On top of his excellent home run rate and improving strikeout-to-walk profiles, Hardy has rated very highly in context-dependent situations. He's second on the team to closer Joakim Soria in WPA and third behind Soria and Alex Wilson in RE24. He has four "shutdown" performances on the year (where he adds at least 0.05 to Win Probability of the team) against just one "meltdown" (losing at least 0.05 from the Win Probability). By all measures, Hardy has been an excellent, reliable arm.
So why is it that Hardy is the forgotten member of the bullpen? Per the Fangraphs Leverage Index, Hardy is tied for fifth in the bullpen in average leverage index, behind Soria, Joba Chamberlain, Angel Nesbitt, and Tom Gorzelanny. Manager Brad Ausmus has shown a timidity to go with the young lefty in close situations to gain the platoon advantage in spite of Hardy's complete dominance against same-side hitters: batters have managed just a .186/.255/.214 line from the left side against him thus far.

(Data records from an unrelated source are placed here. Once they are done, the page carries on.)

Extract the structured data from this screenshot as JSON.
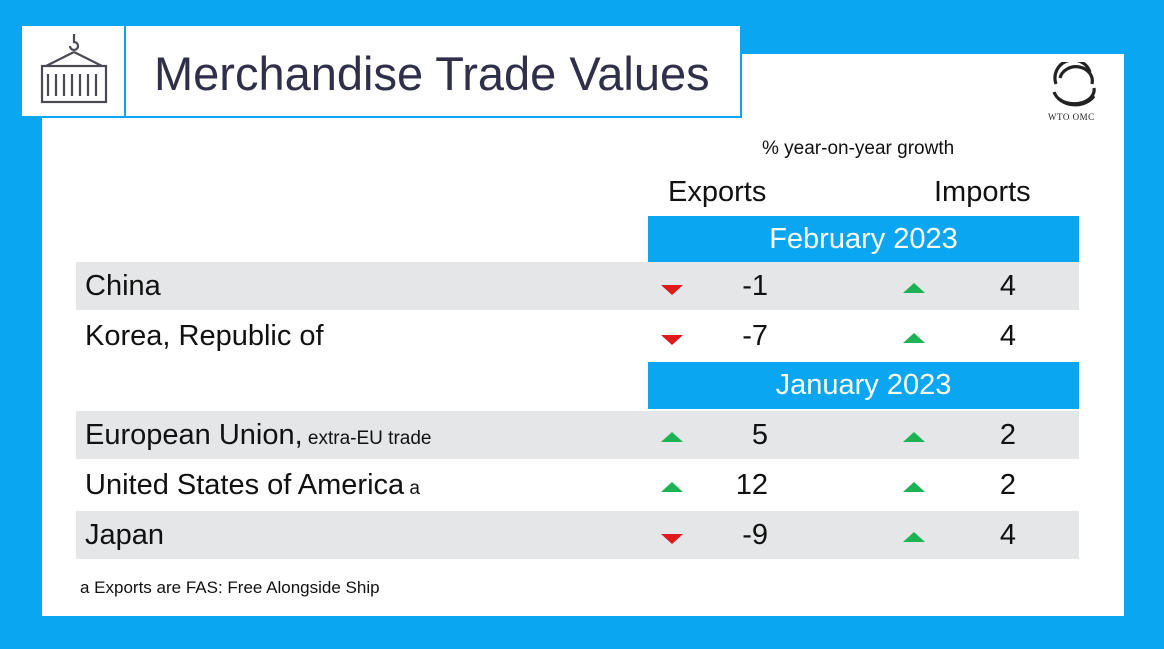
{
  "title": "Merchandise Trade Values",
  "logo_text": "WTO OMC",
  "subtitle": "% year-on-year growth",
  "col_exports": "Exports",
  "col_imports": "Imports",
  "colors": {
    "accent": "#0aa6f2",
    "up": "#1db354",
    "down": "#e0191c",
    "row_shade": "#e4e6e7"
  },
  "chart_data": {
    "type": "table",
    "columns": [
      "Exports",
      "Imports"
    ],
    "groups": [
      {
        "period": "February 2023",
        "rows": [
          {
            "country": "China",
            "note": "",
            "exports": -1,
            "imports": 4,
            "exports_dir": "down",
            "imports_dir": "up"
          },
          {
            "country": "Korea, Republic of",
            "note": "",
            "exports": -7,
            "imports": 4,
            "exports_dir": "down",
            "imports_dir": "up"
          }
        ]
      },
      {
        "period": "January 2023",
        "rows": [
          {
            "country": "European Union,",
            "note": "extra-EU  trade",
            "exports": 5,
            "imports": 2,
            "exports_dir": "up",
            "imports_dir": "up"
          },
          {
            "country": "United States of America",
            "note": "a",
            "exports": 12,
            "imports": 2,
            "exports_dir": "up",
            "imports_dir": "up"
          },
          {
            "country": "Japan",
            "note": "",
            "exports": -9,
            "imports": 4,
            "exports_dir": "down",
            "imports_dir": "up"
          }
        ]
      }
    ]
  },
  "footnote": "a  Exports are FAS: Free Alongside Ship"
}
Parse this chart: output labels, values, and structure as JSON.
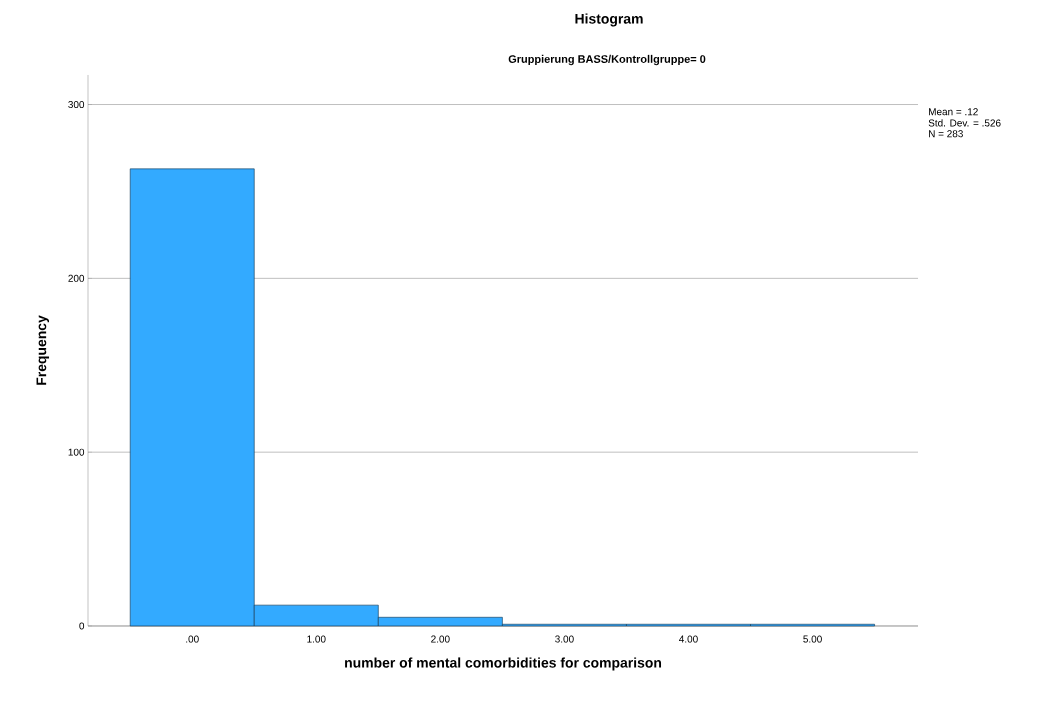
{
  "chart_data": {
    "type": "histogram",
    "title": "Histogram",
    "subtitle": "Gruppierung BASS/Kontrollgruppe= 0",
    "xlabel": "number of mental comorbidities for comparison",
    "ylabel": "Frequency",
    "bins": [
      -0.5,
      0.5,
      1.5,
      2.5,
      3.5,
      4.5,
      5.5
    ],
    "values": [
      263,
      12,
      5,
      1,
      1,
      1
    ],
    "color": "#33aaff",
    "xlim": [
      -0.84,
      5.85
    ],
    "ylim": [
      0,
      317
    ],
    "xticks": [
      {
        "value": 0,
        "label": ".00"
      },
      {
        "value": 1,
        "label": "1.00"
      },
      {
        "value": 2,
        "label": "2.00"
      },
      {
        "value": 3,
        "label": "3.00"
      },
      {
        "value": 4,
        "label": "4.00"
      },
      {
        "value": 5,
        "label": "5.00"
      }
    ],
    "yticks": [
      0,
      100,
      200,
      300
    ],
    "grid": "y",
    "annotations": [
      "Mean = .12",
      "Std. Dev. = .526",
      "N = 283"
    ]
  }
}
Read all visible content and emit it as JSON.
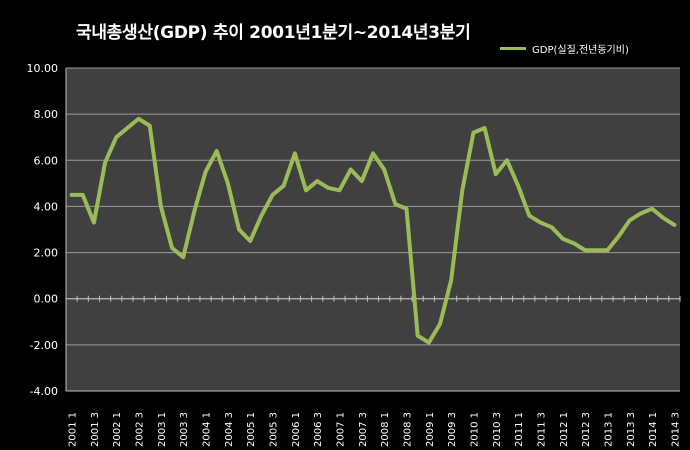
{
  "chart_data": {
    "type": "line",
    "title": "국내총생산(GDP) 추이  2001년1분기~2014년3분기",
    "legend_position": "top-right",
    "grid": true,
    "ylim": [
      -4,
      10
    ],
    "yticks": [
      "10.00",
      "8.00",
      "6.00",
      "4.00",
      "2.00",
      "0.00",
      "-2.00",
      "-4.00"
    ],
    "x": [
      "2001 1",
      "2001 2",
      "2001 3",
      "2001 4",
      "2002 1",
      "2002 2",
      "2002 3",
      "2002 4",
      "2003 1",
      "2003 2",
      "2003 3",
      "2003 4",
      "2004 1",
      "2004 2",
      "2004 3",
      "2004 4",
      "2005 1",
      "2005 2",
      "2005 3",
      "2005 4",
      "2006 1",
      "2006 2",
      "2006 3",
      "2006 4",
      "2007 1",
      "2007 2",
      "2007 3",
      "2007 4",
      "2008 1",
      "2008 2",
      "2008 3",
      "2008 4",
      "2009 1",
      "2009 2",
      "2009 3",
      "2009 4",
      "2010 1",
      "2010 2",
      "2010 3",
      "2010 4",
      "2011 1",
      "2011 2",
      "2011 3",
      "2011 4",
      "2012 1",
      "2012 2",
      "2012 3",
      "2012 4",
      "2013 1",
      "2013 2",
      "2013 3",
      "2013 4",
      "2014 1",
      "2014 2",
      "2014 3"
    ],
    "x_tick_labels": [
      "2001 1",
      "2001 3",
      "2002 1",
      "2002 3",
      "2003 1",
      "2003 3",
      "2004 1",
      "2004 3",
      "2005 1",
      "2005 3",
      "2006 1",
      "2006 3",
      "2007 1",
      "2007 3",
      "2008 1",
      "2008 3",
      "2009 1",
      "2009 3",
      "2010 1",
      "2010 3",
      "2011 1",
      "2011 3",
      "2012 1",
      "2012 3",
      "2013 1",
      "2013 3",
      "2014 1",
      "2014 3"
    ],
    "series": [
      {
        "name": "GDP(실질,전년동기비)",
        "color": "#9bbb59",
        "values": [
          4.5,
          4.5,
          3.3,
          5.9,
          7.0,
          7.4,
          7.8,
          7.5,
          4.0,
          2.2,
          1.8,
          3.8,
          5.5,
          6.4,
          5.0,
          3.0,
          2.5,
          3.6,
          4.5,
          4.9,
          6.3,
          4.7,
          5.1,
          4.8,
          4.7,
          5.6,
          5.1,
          6.3,
          5.6,
          4.1,
          3.9,
          -1.6,
          -1.9,
          -1.1,
          0.8,
          4.7,
          7.2,
          7.4,
          5.4,
          6.0,
          4.9,
          3.6,
          3.3,
          3.1,
          2.6,
          2.4,
          2.1,
          2.1,
          2.1,
          2.7,
          3.4,
          3.7,
          3.9,
          3.5,
          3.2
        ]
      }
    ]
  },
  "colors": {
    "background": "#000000",
    "plot_area": "#404040",
    "grid": "#9a9a9a",
    "text": "#ffffff"
  }
}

Ausmus has done a good job taking advantage of those numbers when Hardy enters the game, which is why he has faced almost an identical number of right-handed versus left-handed pitching. However, Ausmus had shied away from allowing him to take on opportunities to hold leads or ties where they are, instead entrusting the struggling Tom Gorzelanny.
Fast forward to Tuesday night. Detroit was leading 6-0 in the eighth inning when Anibal Sanchez loaded the bases. With two outs it was clear Sanchez was done, and Ausmus signaled to the bullpen. With the power-hitting lefty Miguel Montero due up, Ausmus called on not Hardy, but the right-handed Joba Chamberlain -- the same Chamberlain who has allowed a .310/.321/.464 line to lefties this year. Chamberlain got Montero to chase on a 3-2 pitch, and Detroit dodged a bullet, but still, the Tigers' best option was relegated to the bench when the opportunity arose.
On Wednesday night, the call to the bullpen was once again made in the seventh. Detroit had just cut the gap in the half against the Cubs and only trailed by three. Hardy had not pitched in five days and was an option to keep the game close. Instead, Ausmus went to Nesbitt, who was once again shelled, then Tom Gorzelanny, who walked Dexter Fowler before giving up a hit to the left-handed Anthony Rizzo. The real kicker, however, is that Al Alburquerque was the next man up. Against Montero, Alburquerque gave up a home run that may still be flying. It was only after all others had tried and failed that Ausmus called upon Hardy, who pitched an easy ninth. The trust Ausmus has put in Nesbitt and Gorzelanny failed in this scenario
It's time for Ausmus to give Hardy the chance to protect leads at the expense of floundering options like Nesbitt and Gorzelanny. Brad Ausmus needs to take this step to maximize his bullpen's effectiveness.